Elle devra être partie intégrante d’un mouvement politique d’ampleur
européenne dans lequel ce qui se passe à Paris ou à Madrid nourrit et
s’enrichit de ce qui bouge à Rome, à Londres ou à Berlin. Comment s’y
prendre pour le préparer, sinon par un travail profond sur nous-mêmes,
mêlant débats, rencontres, confrontations, associant les forces
sociales, politiques et écologiques pour des élaborations inédites,
avec l’objectif qu’elles puissent devenir des forces matérielles
susceptibles de changer la donne. Les forces anti-austérité et celles
qui souhaitent une autre construction européenne doivent se rencontrer
et se souder face à l’offensive des tenants de l’austérité, du chômage
et du recul de la démocratie, pour inventer ce chemin nouveau de la
transformation structurelle de nos sociétés et de l’Europe.
Il devient urgent que ce débat s’ouvre et que cet important travail commence.
L’UN DES ENJEUX DU COMBAT IMMÉDIAT EST D’AGIR POUR OBTENIR UNE CONFÉRENCE EUROPÉENNE SUR L’ALLÉGÈMENT DES DETTES.
C’est une grande responsabilité des mouvements progressistes et
transformateurs dans notre pays. La France, trait d’union entre
l’Europe du Nord et du Sud, deuxième puissance européenne, a un rôle
majeur à jouer pour contrer les objectifs néocoloniaux et austéritaires
de l’oligarchie européenne, dans une situation devenue très dangereuse.
Les nationalismes et les droites extrémistes sont désormais en
embuscade. Des tensions nouvelles apparaissent.
Les contradictions à l’œuvre menacent du pire.

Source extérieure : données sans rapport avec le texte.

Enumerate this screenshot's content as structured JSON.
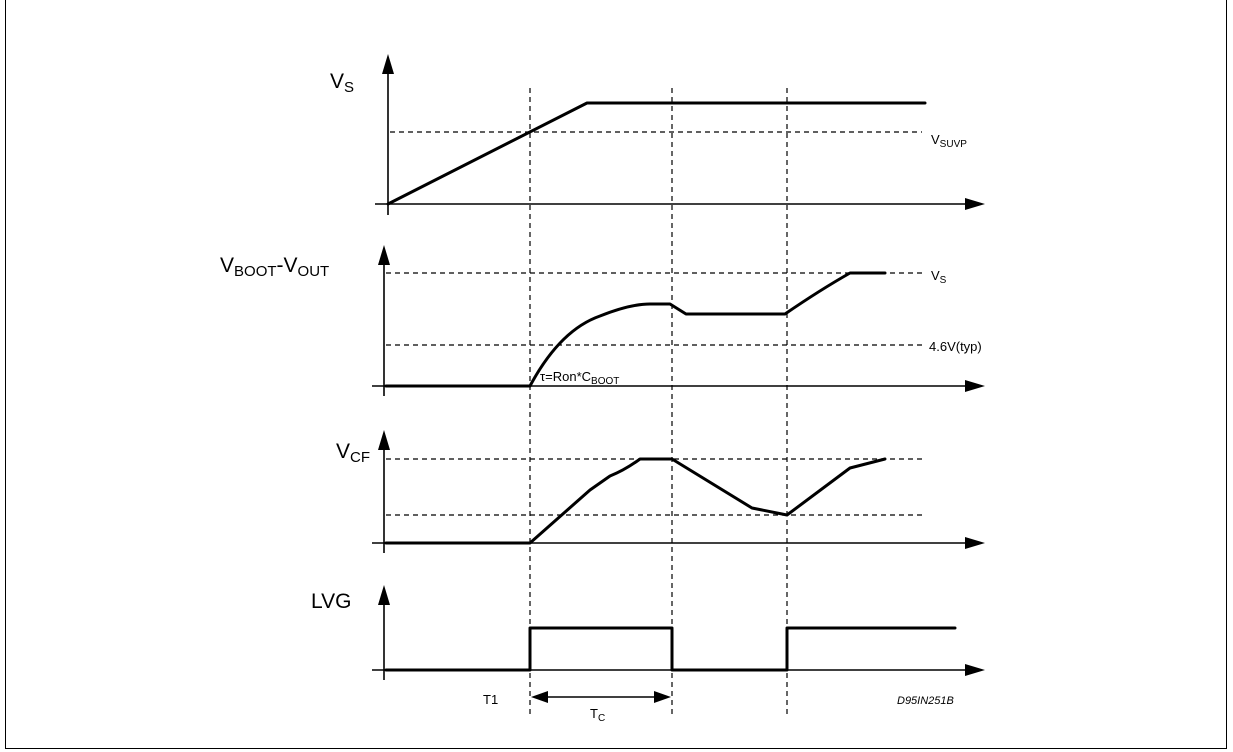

Comment faire pour que
leur résolution apporte le meilleur pour tous ? Sûrement pas en
acceptant aujourd’hui le sacrifice, sur l’autel de la rapacité des
banques et des dettes, des sociétés grecque, irlandaise, italienne,
portugaise ou espagnole, la nôtre demain et allemande après-demain.
L’un des enjeux du combat immédiat est d’agir pour obtenir une
conférence européenne sur l’allégement des dettes, et que les mille
milliards de création monétaire de la Banque centrale européenne
servent à alléger les souffrances des peuples, et mettre en œuvre un
plan audacieux d’investissement créateur d’emplois, et de formations
adaptées aux nécessités de la transition environnementale.
Que tous ces débats irriguent la prochaine Fête de l’Humanité et lui
confèrent le rôle de déclencheur, d’amorce de renouveau et d’espoir,
tel est aujourd’hui mon vœu le plus cher.